Of course, Plath eviscerates these contrasts completely, suggesting with this authority something completely unchained, yet confidently so:

‘What a trash

To annihilate each decade’.

This verse is something else, and Plath relies far more on the blunt and phonetic quality of her lines than the distinct and almost prose-like specificity of her peers. The other Americans, such as Robert Lowell and Anne Sexton, seem to also have this quality, although Lowell’s confessional poetry seems far more external in comparison. The British poets in the volume often seem to simply describe a typical scene as their impetus.

The better poems; Lowell’s “Skunk Hour” and Tomlinson’s “Farewell to Van Gogh” for example, combine these two transatlantic notions of what Poetry should be, molding verse that grounds modern anxiety and neurological concerns into something immediately tangible and occasionally beautiful.

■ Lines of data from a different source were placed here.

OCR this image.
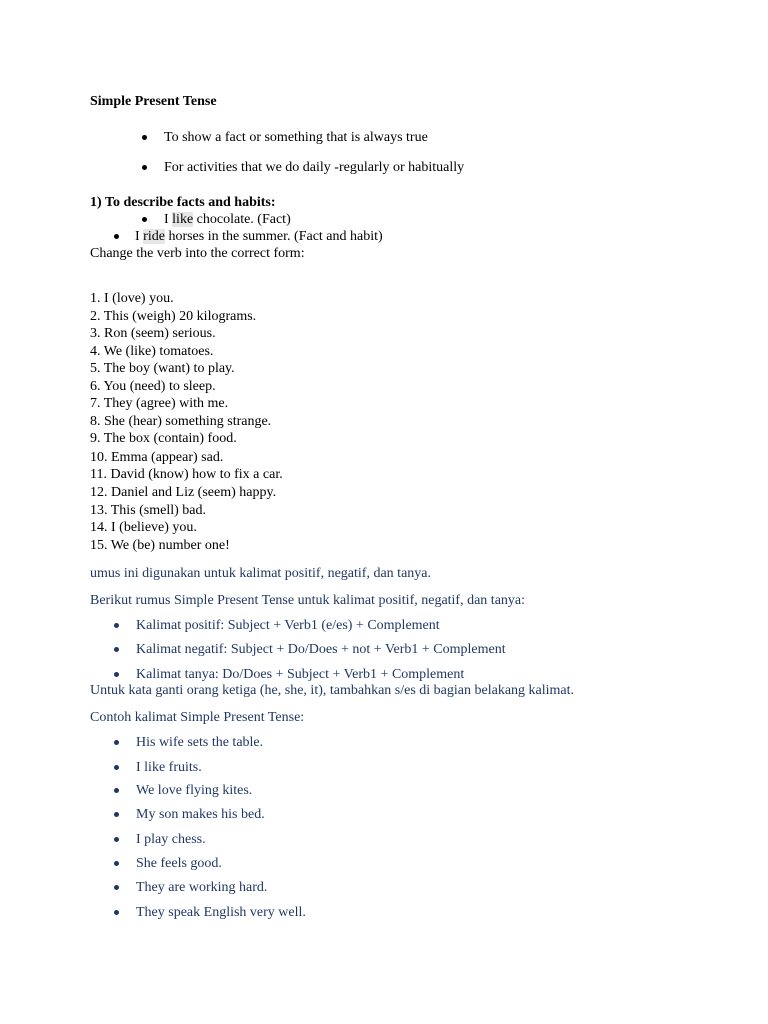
Simple Present Tense
To show a fact or something that is always true
For activities that we do daily -regularly or habitually
1) To describe facts and habits:
I like chocolate. (Fact)
I ride horses in the summer. (Fact and habit)
Change the verb into the correct form:
1. I (love) you.
2. This (weigh) 20 kilograms.
3. Ron (seem) serious.
4. We (like) tomatoes.
5. The boy (want) to play.
6. You (need) to sleep.
7. They (agree) with me.
8. She (hear) something strange.
9. The box (contain) food.
10. Emma (appear) sad.
11. David (know) how to fix a car.
12. Daniel and Liz (seem) happy.
13. This (smell) bad.
14. I (believe) you.
15. We (be) number one!
umus ini digunakan untuk kalimat positif, negatif, dan tanya.
Berikut rumus Simple Present Tense untuk kalimat positif, negatif, dan tanya:
Kalimat positif: Subject + Verb1 (e/es) + Complement
Kalimat negatif: Subject + Do/Does + not + Verb1 + Complement
Kalimat tanya: Do/Does + Subject + Verb1 + Complement
Untuk kata ganti orang ketiga (he, she, it), tambahkan s/es di bagian belakang kalimat.
Contoh kalimat Simple Present Tense:
His wife sets the table.
I like fruits.
We love flying kites.
My son makes his bed.
I play chess.
She feels good.
They are working hard.
They speak English very well.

“The New Poetry” contains a wealth of canonical and otherwise great poems from the 1950s and early 60s. At this distance in time, it all appears to come from a strangely similar place; perhaps Alvarez admired this kind of speech-like and contemplative free-verse most. This is only to its advantage, as the book is very readable and consistently marvelous. The totally un-self-aware approach to narrative voice strikes me most as a poetry that is embodying earlier work, but is clearly uncomfortable with the unambiguous notion of morality that comes with some of these seemingly unassuming verses of the past.